Not far behind are shopping sites, where it’s more common to keep stored payment information on file. Someone could quickly rack up hundreds (if not thousands) of fraudulent charges in your name, leaving you to unravel the mess.
But even on sites that “only” hold more of your personal information, like your birthdate, physical address, phone number, or age, there’s risk. Bad actors can use those details for building a fuller profile of you and successfully pulling off social engineering attacks on your more sensitive or essential accounts.

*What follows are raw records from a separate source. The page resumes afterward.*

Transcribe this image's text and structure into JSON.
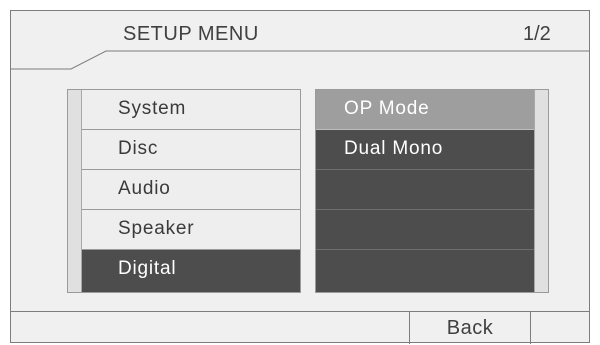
{
  "header": {
    "title": "SETUP MENU",
    "page_indicator": "1/2"
  },
  "left_menu": {
    "items": [
      {
        "label": "System"
      },
      {
        "label": "Disc"
      },
      {
        "label": "Audio"
      },
      {
        "label": "Speaker"
      },
      {
        "label": "Digital"
      }
    ],
    "selected_index": 4
  },
  "right_menu": {
    "items": [
      {
        "label": "OP Mode"
      },
      {
        "label": "Dual Mono"
      },
      {
        "label": ""
      },
      {
        "label": ""
      },
      {
        "label": ""
      }
    ],
    "highlighted_index": 0
  },
  "footer": {
    "back_label": "Back"
  },
  "colors": {
    "selected_bg": "#4d4d4d",
    "highlight_bg": "#9e9e9e",
    "panel_bg": "#eeeeee"
  }
}
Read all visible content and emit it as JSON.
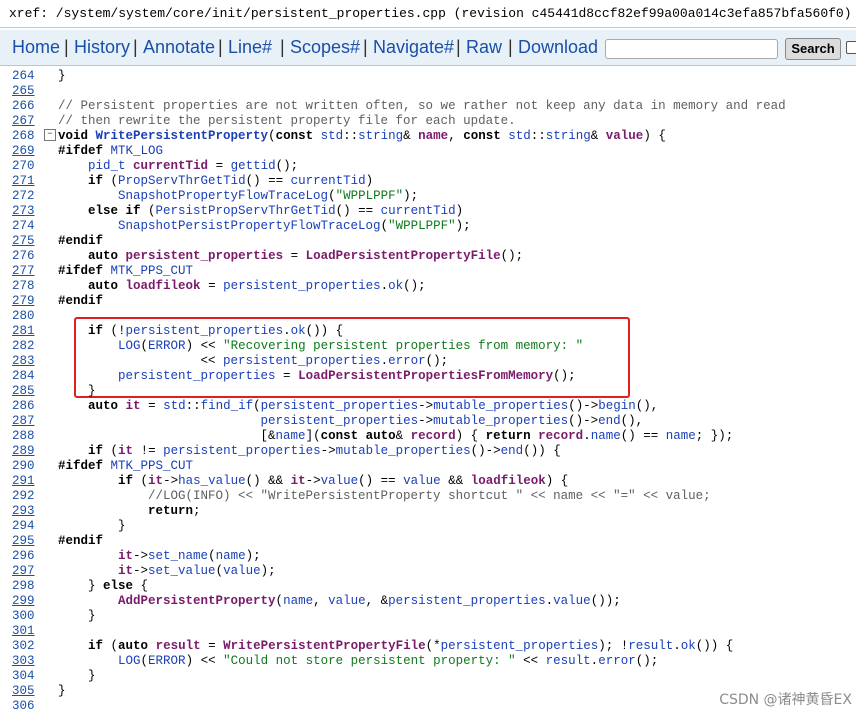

If you do reuse passwords, it’s an easily fixed problem—and Roku’s security team perfectly modeled what you should do. First, change your passwords so that you end up with unique and strong passwords (the longer the better) for each site. A password manager will handle that work for you so it feels painless. Whether you choose a paid service or a free one, it will autogenerate passwords (and even user names), then save them.
Next, add two-factor authentication to your accounts as much as possible. Ideally, you’ll want to use a separate app from your password manager for the most security, but even if you store it in a compatible password manager, you’ve at least got it in place. At minimum, enable two-factor on any account that has personal information (or information that could give away your identity), and/or payment details.
Between these two moves, you’ll up your online security considerably. Just be sure to follow one big piece of advice: Always keep your passwords for your password manager and your primary email address memorized. Life can become a major hassle if you don’t.